The first day of COP26 is dedicated to the theme of high ambition. What is high ambition and why do we need it? One of the goals of this COP is to secure global net zero by 2050 and keep 1.5C within reach. In order to do this, countries need to have strong nationally determined contributions (NDC).
According to the UNFCCC, NDC’s are the “heart of the Paris Agreement” as they outline the plans of each country to mitigate emissions and adapt to climate impacts. These actions will determine whether we are on track to keep warming below 2C. According to Climate Action Tracker, before new COP 26 pledges were made, current policy pathways have a greater than 97% of exceeding 2C.
As of October 31, countries have submitted new NDC targets in time for COP26, and 21 of those submitted stronger NDC’s, including big country emitters like the United Kingdom, United States, Japan, and the EU. Countries that did not increase ambition in their new NDC’s include Australia, The Russian Federation, and Brazil. However, according to the UN Environment Programme, in their latest Emissions Gap Report, “new and updated Nationally Determined Contributions only take 7.5% off predicted 2030 emissions, while 55% is needed to meet the 1.5°C Paris goal.” The latest climate pledges for 2030 would put the world on track for a 2.7C of global warming.
“There has been progress, but not enough,” he added.” That is why we especially need the biggest emitters, the G20 nations, to come forward with stronger commitments to 2030 if we are to keep 1.5c in reach over this critical decade,” Alok Sharma, COP26 president said in an interview.
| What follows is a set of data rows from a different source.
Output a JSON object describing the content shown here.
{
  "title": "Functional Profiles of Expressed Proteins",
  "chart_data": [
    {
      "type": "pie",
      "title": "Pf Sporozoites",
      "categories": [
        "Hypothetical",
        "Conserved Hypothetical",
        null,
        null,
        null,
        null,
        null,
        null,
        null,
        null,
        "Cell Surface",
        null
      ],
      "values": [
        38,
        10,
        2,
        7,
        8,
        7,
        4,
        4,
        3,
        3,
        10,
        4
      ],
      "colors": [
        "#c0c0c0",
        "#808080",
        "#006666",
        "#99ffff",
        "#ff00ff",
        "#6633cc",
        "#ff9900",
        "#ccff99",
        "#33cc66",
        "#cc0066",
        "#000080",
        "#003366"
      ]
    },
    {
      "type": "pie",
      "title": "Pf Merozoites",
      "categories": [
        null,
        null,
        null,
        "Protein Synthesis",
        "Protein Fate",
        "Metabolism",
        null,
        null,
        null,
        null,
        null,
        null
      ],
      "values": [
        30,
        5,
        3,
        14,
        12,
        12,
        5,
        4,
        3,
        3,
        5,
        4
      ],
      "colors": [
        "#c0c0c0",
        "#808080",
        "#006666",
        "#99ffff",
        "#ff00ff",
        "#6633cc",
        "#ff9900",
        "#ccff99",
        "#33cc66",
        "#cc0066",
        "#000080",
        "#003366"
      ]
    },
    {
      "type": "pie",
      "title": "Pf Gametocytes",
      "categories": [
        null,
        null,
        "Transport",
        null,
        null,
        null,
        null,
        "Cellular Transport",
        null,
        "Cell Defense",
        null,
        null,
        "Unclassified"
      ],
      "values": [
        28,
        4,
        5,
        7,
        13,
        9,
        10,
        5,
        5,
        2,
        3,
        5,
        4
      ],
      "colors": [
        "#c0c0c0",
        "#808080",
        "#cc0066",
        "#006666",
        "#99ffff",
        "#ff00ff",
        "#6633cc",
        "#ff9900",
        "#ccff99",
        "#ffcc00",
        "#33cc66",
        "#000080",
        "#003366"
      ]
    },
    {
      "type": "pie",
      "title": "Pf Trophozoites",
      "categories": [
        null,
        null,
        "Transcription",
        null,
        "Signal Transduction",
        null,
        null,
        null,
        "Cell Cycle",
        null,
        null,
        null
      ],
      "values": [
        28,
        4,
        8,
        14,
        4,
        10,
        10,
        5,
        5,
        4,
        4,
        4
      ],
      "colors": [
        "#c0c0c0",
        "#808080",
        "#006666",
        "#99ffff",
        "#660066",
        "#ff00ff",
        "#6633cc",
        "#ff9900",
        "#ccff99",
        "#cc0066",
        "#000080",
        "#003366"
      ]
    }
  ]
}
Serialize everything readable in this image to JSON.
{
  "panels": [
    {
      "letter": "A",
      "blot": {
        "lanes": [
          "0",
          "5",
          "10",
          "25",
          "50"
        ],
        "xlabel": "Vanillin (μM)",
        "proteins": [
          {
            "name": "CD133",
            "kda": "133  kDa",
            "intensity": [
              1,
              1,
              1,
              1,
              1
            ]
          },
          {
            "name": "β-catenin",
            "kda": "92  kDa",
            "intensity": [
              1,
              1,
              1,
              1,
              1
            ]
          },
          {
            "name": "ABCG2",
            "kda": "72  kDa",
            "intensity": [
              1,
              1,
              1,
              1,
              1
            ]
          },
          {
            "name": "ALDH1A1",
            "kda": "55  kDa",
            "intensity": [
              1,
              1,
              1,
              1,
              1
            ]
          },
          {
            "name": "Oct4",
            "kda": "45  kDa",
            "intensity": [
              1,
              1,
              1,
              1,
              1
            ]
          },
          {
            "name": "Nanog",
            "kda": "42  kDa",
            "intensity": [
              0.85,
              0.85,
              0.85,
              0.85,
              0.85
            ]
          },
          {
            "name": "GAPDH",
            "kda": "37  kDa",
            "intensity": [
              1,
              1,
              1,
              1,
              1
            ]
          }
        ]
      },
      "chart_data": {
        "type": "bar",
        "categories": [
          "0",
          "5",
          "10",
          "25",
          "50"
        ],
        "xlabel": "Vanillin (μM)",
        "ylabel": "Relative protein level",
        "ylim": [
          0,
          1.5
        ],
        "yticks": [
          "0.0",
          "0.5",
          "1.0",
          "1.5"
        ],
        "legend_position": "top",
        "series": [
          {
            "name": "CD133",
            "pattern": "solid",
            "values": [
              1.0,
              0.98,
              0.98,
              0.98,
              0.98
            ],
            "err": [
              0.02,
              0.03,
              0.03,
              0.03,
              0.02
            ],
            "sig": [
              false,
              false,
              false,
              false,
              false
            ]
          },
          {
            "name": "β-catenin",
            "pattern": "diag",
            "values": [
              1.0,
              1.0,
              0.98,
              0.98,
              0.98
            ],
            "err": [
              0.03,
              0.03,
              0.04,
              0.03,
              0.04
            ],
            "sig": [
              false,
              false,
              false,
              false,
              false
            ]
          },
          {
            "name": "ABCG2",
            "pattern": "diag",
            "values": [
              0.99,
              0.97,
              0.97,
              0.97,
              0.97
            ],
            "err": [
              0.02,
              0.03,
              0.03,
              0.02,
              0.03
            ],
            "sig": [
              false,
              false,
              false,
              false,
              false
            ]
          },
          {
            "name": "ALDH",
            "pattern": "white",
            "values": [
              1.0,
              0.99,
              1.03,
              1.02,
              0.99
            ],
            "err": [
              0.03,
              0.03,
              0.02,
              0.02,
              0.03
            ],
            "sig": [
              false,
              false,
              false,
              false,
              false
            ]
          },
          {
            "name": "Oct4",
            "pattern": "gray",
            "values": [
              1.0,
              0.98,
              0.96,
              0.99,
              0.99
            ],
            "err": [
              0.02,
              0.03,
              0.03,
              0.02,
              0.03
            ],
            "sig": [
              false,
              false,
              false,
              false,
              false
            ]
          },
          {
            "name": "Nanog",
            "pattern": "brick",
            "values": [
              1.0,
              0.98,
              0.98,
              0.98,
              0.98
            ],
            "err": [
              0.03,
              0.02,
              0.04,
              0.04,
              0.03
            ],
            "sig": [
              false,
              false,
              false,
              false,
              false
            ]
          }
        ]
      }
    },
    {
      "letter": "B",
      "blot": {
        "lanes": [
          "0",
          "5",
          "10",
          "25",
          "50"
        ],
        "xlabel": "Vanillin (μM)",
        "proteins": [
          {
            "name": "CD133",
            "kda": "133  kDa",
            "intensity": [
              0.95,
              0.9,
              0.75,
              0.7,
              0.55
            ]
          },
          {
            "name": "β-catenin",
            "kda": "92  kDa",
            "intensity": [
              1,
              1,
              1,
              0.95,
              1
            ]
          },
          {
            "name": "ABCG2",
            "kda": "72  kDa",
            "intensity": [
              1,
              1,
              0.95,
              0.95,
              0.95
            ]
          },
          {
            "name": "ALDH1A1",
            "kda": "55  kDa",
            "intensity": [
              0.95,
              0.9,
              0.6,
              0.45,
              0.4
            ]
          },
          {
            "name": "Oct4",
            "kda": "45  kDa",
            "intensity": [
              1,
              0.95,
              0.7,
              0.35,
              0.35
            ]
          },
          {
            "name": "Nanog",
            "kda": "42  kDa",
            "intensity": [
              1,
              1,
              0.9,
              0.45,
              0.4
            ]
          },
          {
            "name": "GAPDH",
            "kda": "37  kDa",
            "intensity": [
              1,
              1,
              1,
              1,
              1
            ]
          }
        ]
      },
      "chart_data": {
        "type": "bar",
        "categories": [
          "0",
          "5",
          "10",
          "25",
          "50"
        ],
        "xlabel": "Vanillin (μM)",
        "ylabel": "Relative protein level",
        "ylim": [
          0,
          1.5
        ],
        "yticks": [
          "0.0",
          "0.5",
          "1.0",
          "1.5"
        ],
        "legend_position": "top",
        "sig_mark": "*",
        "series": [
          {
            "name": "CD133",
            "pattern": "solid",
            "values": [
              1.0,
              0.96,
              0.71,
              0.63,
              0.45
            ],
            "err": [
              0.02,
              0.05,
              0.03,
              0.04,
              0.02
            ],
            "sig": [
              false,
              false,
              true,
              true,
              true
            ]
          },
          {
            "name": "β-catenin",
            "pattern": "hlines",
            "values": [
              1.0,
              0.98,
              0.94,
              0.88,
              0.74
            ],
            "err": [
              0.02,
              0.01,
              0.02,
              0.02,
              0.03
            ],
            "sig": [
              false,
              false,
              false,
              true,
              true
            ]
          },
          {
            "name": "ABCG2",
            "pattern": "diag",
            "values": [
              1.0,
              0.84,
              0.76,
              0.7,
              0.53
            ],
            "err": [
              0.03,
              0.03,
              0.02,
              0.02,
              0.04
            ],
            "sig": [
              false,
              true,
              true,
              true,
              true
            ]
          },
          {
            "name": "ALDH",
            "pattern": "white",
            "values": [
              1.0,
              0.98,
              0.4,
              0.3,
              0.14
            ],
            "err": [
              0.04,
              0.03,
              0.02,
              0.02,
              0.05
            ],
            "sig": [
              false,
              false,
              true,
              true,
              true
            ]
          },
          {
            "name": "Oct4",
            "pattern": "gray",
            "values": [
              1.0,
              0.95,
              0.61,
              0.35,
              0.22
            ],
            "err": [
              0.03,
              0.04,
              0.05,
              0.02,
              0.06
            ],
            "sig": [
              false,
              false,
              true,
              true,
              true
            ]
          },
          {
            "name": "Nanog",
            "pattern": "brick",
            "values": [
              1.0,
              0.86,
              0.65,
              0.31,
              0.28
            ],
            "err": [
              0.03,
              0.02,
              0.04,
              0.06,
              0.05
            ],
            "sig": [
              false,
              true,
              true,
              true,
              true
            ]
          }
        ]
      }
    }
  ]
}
Why is it important that we keep below 2C of warming? An infographic by Carbon Brief shows us what happens at 1.5C and 2C:
There is also a podcast produced by Climate UEA with Rachel Warren talking about the emerging impacts of climate change:
“The world has to wake up to the imminent peril we face as a species. Nations need to put in place the policies to meet their new commitments, and start implementing them within months. They need to make their net-zero pledges more concrete, ensuring these commitments are included in NDCs, and action brought forward. They then need to get the policies in place to back this raised ambition and, again, start implementing them urgently.
It is also essential to deliver financial and technological support to developing nations – so that they can both adapt to the impacts of climate change already here and set out on a low-emissions growth path,” said UNEP Executive Director Inger Anderson.